Metall- und Amalgamsanierung in Hamburg
In der Biologischen Zahnmedizin ist längst bekannt: Was wir in unseren Mund einbringen, hat direkte Auswirkungen auf den gesamten Organismus. Metalle und insbesondere Amalgame, die noch immer in zahlreichen älteren Zahnfüllungen vorkommen, können zu chronischen Immunreaktionen, systemischen Entzündungen und sogar Multisystemerkrankungen führen. Unsere Zahnarztpraxis hat sich auf die Metall- und Amalgamsanierung in Hamburg spezialisiert und verfolgt dabei einen ganzheitlichen, individuell abgestimmten Ansatz.
- Warum ist Amalgam so bedenklich?
- Was macht Metalle im Mund so problematisch?
- Für wen ist eine Metallentfernung und Amalgamsanierung sinnvoll?
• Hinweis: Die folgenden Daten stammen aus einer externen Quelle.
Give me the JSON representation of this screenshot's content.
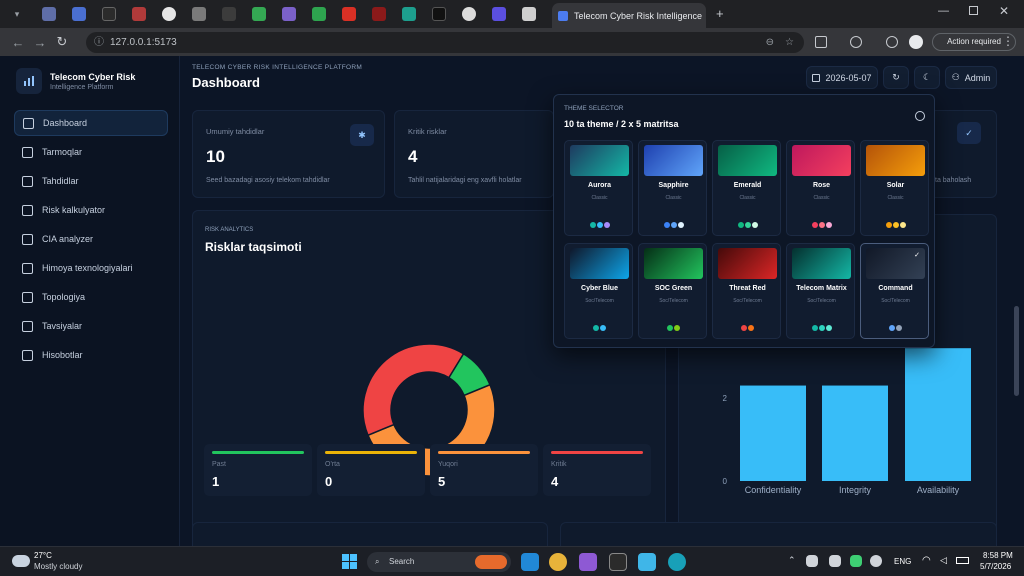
{
  "browser": {
    "active_tab_title": "Telecom Cyber Risk Intelligence",
    "url": "127.0.0.1:5173",
    "action_required": "Action required",
    "new_tab": "+",
    "window_controls": [
      "minimize-icon",
      "maximize-icon",
      "close-icon"
    ]
  },
  "app": {
    "brand_title": "Telecom Cyber Risk",
    "brand_subtitle": "Intelligence Platform",
    "eyebrow": "TELECOM CYBER RISK INTELLIGENCE PLATFORM",
    "page_title": "Dashboard",
    "date": "2026-05-07",
    "user": "Admin"
  },
  "sidebar": {
    "items": [
      {
        "label": "Dashboard",
        "icon": "grid-icon",
        "active": true
      },
      {
        "label": "Tarmoqlar",
        "icon": "network-icon"
      },
      {
        "label": "Tahdidlar",
        "icon": "bug-icon"
      },
      {
        "label": "Risk kalkulyator",
        "icon": "gauge-icon"
      },
      {
        "label": "CIA analyzer",
        "icon": "target-icon"
      },
      {
        "label": "Himoya texnologiyalari",
        "icon": "shield-icon"
      },
      {
        "label": "Topologiya",
        "icon": "topology-icon"
      },
      {
        "label": "Tavsiyalar",
        "icon": "bulb-icon"
      },
      {
        "label": "Hisobotlar",
        "icon": "report-icon"
      }
    ]
  },
  "kpis": [
    {
      "label": "Umumiy tahdidlar",
      "value": "10",
      "desc": "Seed bazadagi asosiy telekom tahdidlar"
    },
    {
      "label": "Kritik risklar",
      "value": "4",
      "desc": "Tahlil natijalaridagi eng xavfli holatlar"
    },
    {
      "desc": "ta baholash"
    }
  ],
  "risk_chart": {
    "eyebrow": "RISK ANALYTICS",
    "title": "Risklar taqsimoti"
  },
  "risk_stats": [
    {
      "label": "Past",
      "value": "1",
      "color": "#22c55e"
    },
    {
      "label": "O'rta",
      "value": "0",
      "color": "#eab308"
    },
    {
      "label": "Yuqori",
      "value": "5",
      "color": "#fb923c"
    },
    {
      "label": "Kritik",
      "value": "4",
      "color": "#ef4444"
    }
  ],
  "chart_data": [
    {
      "type": "pie",
      "title": "Risklar taqsimoti",
      "categories": [
        "Past",
        "O'rta",
        "Yuqori",
        "Kritik"
      ],
      "values": [
        1,
        0,
        5,
        4
      ],
      "colors": [
        "#22c55e",
        "#eab308",
        "#fb923c",
        "#ef4444"
      ]
    },
    {
      "type": "bar",
      "categories": [
        "Confidentiality",
        "Integrity",
        "Availability"
      ],
      "values": [
        2.3,
        2.3,
        3.2
      ],
      "ylim": [
        0,
        4
      ],
      "y_ticks": [
        "0",
        "2"
      ],
      "colors": [
        "#38bdf8"
      ]
    }
  ],
  "theme_selector": {
    "eyebrow": "THEME SELECTOR",
    "title": "10 ta theme / 2 x 5 matritsa",
    "themes": [
      {
        "name": "Aurora",
        "sub": "Classic",
        "g1": "#1e3a5f",
        "g2": "#14b8a6",
        "dots": [
          "#14b8a6",
          "#38bdf8",
          "#a78bfa"
        ]
      },
      {
        "name": "Sapphire",
        "sub": "Classic",
        "g1": "#1e40af",
        "g2": "#60a5fa",
        "dots": [
          "#3b82f6",
          "#60a5fa",
          "#e0f2fe"
        ]
      },
      {
        "name": "Emerald",
        "sub": "Classic",
        "g1": "#065f46",
        "g2": "#10b981",
        "dots": [
          "#10b981",
          "#34d399",
          "#d1fae5"
        ]
      },
      {
        "name": "Rose",
        "sub": "Classic",
        "g1": "#be185d",
        "g2": "#f43f5e",
        "dots": [
          "#f43f5e",
          "#fb7185",
          "#f9a8d4"
        ]
      },
      {
        "name": "Solar",
        "sub": "Classic",
        "g1": "#b45309",
        "g2": "#f59e0b",
        "dots": [
          "#f59e0b",
          "#fbbf24",
          "#fde68a"
        ]
      },
      {
        "name": "Cyber Blue",
        "sub": "Soc/Telecom",
        "g1": "#0f172a",
        "g2": "#0ea5e9",
        "dots": [
          "#14b8a6",
          "#38bdf8"
        ]
      },
      {
        "name": "SOC Green",
        "sub": "Soc/Telecom",
        "g1": "#052e16",
        "g2": "#22c55e",
        "dots": [
          "#22c55e",
          "#84cc16"
        ]
      },
      {
        "name": "Threat Red",
        "sub": "Soc/Telecom",
        "g1": "#450a0a",
        "g2": "#dc2626",
        "dots": [
          "#ef4444",
          "#f97316"
        ]
      },
      {
        "name": "Telecom Matrix",
        "sub": "Soc/Telecom",
        "g1": "#042f2e",
        "g2": "#14b8a6",
        "dots": [
          "#14b8a6",
          "#2dd4bf",
          "#5eead4"
        ]
      },
      {
        "name": "Command",
        "sub": "Soc/Telecom",
        "g1": "#111827",
        "g2": "#334155",
        "dots": [
          "#60a5fa",
          "#94a3b8"
        ],
        "selected": true
      }
    ]
  },
  "taskbar": {
    "weather_temp": "27°C",
    "weather_desc": "Mostly cloudy",
    "search": "Search",
    "lang": "ENG",
    "time": "8:58 PM",
    "date": "5/7/2026"
  }
}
- Ihr Nutzen auf einen Blick
- Der Ablauf Ihrer Metall- und Amalgamsanierung in unserer Praxis
- Nach der Entfernung
- Warum Metall- und Amalgamentfernung in Hamburg bei Dr. Schütte?
- FAQ Metall- und Amalgamsanierung Hamburg
- Vertrauen Sie auf unsere Erfahrung und Expertise
Warum ist Amalgam so bedenklich?
Amalgam ist keine Legierung, sondern eine zusammengepresste Paste (daher kommt auch der Name, aus dem Arabischen: Salbe, Paste), die zu etwa 50 % aus Quecksilber besteht – dem giftigsten nicht radioaktiven Element. Die anderen 50 % bestehen aus Silber-, Zinn- und manchmal Kupferspänen. Die Späne werden mit dem Quecksilber vermischt und ergeben die Paste, die dann in den Zahn gedrückt wird (Schneeballknirschen).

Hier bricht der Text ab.